Coping with loss often requires being proactive and having a preventative mindset. If an individual feels they may have a difficult time with an experience, it may be helpful to work with a mental health counselor. Grief groups or support groups can be help in processing and coping with loss as we age.
Strengthening Social Connections
Socialization and staying connected is a hot topic in our pandemic world. If you are technologically blessed, you may have found video conferencing and social media to be helpful. If you’re more the traditional type, routine phone calls with friends and family may be helpful. If you’d like to become more involved, try getting volunteering to be a pen pal.
In Conclusion, we’ve talked a lot of about how to achieve and maintain emotional wellness. But what happens when it’s just not working? Depression and social isolation commonly occur in the aging adult population. However, depression is not a normal part of aging. Some common symptoms of depressing to lookout for include: low mood, loss of interest and pleasure, sleep disturbances, changes in appetite, trouble concentrating, feeling of hopelessness or worthlessness and lastly thoughts of suicide or self harm.

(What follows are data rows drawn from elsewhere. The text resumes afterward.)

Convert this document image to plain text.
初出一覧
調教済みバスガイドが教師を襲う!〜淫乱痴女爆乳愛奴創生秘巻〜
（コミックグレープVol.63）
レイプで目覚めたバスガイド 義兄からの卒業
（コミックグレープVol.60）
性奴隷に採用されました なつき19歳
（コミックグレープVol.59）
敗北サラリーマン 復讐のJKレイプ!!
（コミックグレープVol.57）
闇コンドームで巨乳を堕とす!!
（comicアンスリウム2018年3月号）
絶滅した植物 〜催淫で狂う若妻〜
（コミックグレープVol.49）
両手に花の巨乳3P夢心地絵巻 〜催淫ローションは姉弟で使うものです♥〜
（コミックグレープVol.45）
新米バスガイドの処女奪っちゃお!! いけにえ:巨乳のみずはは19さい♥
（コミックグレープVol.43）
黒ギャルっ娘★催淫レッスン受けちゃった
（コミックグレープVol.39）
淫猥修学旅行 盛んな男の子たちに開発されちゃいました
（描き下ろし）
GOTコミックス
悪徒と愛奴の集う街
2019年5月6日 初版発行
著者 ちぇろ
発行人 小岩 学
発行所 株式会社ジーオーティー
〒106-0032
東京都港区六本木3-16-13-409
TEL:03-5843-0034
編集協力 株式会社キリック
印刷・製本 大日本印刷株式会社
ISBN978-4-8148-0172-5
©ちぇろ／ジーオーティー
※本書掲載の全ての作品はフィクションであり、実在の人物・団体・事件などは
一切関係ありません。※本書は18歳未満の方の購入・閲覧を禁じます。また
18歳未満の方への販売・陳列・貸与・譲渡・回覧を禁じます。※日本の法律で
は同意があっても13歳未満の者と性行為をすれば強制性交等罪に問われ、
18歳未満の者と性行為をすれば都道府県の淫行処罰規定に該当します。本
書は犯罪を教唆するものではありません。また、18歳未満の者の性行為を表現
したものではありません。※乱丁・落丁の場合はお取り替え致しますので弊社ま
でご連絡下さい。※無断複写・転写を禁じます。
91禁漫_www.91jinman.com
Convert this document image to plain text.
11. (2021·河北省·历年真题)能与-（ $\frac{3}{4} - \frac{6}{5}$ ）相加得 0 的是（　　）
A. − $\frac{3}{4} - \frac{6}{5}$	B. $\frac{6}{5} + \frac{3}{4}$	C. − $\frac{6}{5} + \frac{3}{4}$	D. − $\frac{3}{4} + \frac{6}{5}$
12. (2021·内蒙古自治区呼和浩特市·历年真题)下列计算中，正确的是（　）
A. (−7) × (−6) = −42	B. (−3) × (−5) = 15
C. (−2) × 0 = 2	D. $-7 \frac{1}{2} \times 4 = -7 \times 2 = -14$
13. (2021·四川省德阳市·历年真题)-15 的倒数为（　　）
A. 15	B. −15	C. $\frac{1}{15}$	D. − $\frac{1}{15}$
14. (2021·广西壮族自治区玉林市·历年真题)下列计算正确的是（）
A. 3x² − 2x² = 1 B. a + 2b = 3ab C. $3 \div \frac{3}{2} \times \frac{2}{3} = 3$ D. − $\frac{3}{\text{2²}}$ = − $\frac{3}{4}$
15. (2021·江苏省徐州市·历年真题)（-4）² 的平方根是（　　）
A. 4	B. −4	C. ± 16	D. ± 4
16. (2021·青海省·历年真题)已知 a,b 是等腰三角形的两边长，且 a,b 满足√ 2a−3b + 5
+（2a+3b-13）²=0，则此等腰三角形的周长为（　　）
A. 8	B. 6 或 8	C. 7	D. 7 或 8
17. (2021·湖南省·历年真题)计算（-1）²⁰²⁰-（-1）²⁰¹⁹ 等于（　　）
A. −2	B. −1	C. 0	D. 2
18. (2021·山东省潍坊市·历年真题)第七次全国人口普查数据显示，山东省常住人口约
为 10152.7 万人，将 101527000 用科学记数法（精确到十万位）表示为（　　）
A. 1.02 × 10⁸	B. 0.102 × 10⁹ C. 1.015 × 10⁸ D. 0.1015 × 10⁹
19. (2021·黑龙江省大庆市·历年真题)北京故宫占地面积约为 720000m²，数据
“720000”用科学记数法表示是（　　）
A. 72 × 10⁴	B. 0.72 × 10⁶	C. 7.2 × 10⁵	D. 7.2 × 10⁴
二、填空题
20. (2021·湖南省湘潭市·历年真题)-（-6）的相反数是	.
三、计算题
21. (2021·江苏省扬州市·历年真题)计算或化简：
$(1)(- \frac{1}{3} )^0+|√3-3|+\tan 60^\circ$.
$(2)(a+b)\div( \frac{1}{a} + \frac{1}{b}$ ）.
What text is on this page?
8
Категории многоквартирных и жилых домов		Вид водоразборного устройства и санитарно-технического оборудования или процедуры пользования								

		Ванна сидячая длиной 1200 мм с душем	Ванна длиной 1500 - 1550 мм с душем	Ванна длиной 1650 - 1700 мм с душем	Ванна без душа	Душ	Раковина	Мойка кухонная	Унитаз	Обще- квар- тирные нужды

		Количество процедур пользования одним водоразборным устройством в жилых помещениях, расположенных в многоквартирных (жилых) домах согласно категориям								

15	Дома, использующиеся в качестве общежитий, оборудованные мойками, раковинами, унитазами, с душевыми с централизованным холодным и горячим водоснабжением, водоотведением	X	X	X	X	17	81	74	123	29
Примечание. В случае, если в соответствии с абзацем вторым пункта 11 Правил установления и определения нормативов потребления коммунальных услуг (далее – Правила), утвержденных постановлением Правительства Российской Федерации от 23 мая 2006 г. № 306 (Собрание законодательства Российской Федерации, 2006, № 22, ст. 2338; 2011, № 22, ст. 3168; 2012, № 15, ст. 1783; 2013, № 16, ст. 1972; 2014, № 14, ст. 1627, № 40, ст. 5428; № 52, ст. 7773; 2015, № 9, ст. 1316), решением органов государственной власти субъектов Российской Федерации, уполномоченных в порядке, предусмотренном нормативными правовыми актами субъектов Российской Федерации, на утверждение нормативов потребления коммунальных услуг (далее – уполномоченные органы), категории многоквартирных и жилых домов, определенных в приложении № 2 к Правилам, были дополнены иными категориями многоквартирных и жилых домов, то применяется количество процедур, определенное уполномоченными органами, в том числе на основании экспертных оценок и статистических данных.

There are resources available if you or a loved one would benefit from mental health services. Medicare Part B covers mental health services with psychiatrists, psychologists, clinical social workers, nurse practitioners or physician assistants. If you or a loved one is struggling with thoughts of suicide, there is a national suicide prevention lifeline at 800-273-8255.
While COVID-19 has brought many unfortunate events, one of the few benefits is the increased access to Telehealth services. For older adults wanting to mitigate the risk of COVID-19, Telehealth can be an opportunity to receive services without increasing infection risk. And sometimes, it can feel a bit more comfortable to receive services from your own home!